Experiment Support & M-Lab Community Expectations

Experiment Developers should provide links to documentation of their experiment to support end users, as well as a support or contact email address where users may be directed by M-Lab support staff. The M-Lab team will also coordinate with Experiment Developers to place relevant documentation on the measurementlab.net website if desired.

Third-party developers are frequently interested in integrating M-Lab hosted tests into their applications. If this is of interest, then Experiment Developers need to include documentation about how to approach developing with the experiment.

The M-Lab team also maintains community lists/groups/forums where Experiment Developers may engage with and support users directly. We encourage Experiment Developers to be involved in M-Lab community forums.

Experiment Lifecycle Expectations

M-Lab expects Experiment Developers to maintain and support experiment code running on the platform for at least the period of their MoU with M-Lab. Further, M-Lab expects experiments running on the platform to be actively maintained and supported for the term of the MoU.

Decommissioning

In the event that an Experiment Developer wishes to retire an experiment, M-Lab will expect to coordinate on timing and communications to users with as much advance notice as possible. Typically decommissioning will be scheduled during the MoU renewal process if an Experiment Developer indicates a desire to discontinue hosting. However, decommissioning an experiment outside of this cycle is possible on a case by case basis.

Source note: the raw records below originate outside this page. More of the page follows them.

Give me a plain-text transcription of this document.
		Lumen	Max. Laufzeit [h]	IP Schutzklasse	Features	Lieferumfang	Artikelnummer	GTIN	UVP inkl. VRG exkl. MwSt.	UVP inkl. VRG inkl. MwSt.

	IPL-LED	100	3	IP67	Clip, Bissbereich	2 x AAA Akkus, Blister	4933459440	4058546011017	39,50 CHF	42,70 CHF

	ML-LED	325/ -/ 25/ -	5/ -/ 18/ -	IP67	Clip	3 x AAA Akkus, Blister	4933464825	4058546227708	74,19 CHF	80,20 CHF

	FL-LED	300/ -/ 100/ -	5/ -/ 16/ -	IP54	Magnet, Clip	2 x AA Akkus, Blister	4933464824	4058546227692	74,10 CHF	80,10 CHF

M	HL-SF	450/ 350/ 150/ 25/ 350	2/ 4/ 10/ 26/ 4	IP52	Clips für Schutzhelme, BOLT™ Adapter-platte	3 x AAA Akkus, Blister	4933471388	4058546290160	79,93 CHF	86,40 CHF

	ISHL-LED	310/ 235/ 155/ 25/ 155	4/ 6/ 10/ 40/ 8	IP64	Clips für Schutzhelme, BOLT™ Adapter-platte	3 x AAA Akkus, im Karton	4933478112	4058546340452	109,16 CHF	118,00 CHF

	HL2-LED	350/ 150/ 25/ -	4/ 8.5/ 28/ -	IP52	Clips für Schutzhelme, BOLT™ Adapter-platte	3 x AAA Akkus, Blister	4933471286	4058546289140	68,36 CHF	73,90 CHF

The M-Lab team reserves the right to halt an experiment out of cycle in the event that experiment:

• is overwhelming M-Lab pod switches, uplinks, or other infrastructure
• is the cause of any security related incident affects the performance of other hosted experiments
• or other reasons not outlined here, but which may necessitate administrative action to ensure our SLOs are met

In the event of such incidents as described above, M-Lab’s first action will be to halt experiment containers and communicate with experiment developers on an appropriate course of action. If an experiment developer is unresponsive, in such an incident, or otherwise, this may be cause for M-Lab to consider permanent decommissioning of the experiment.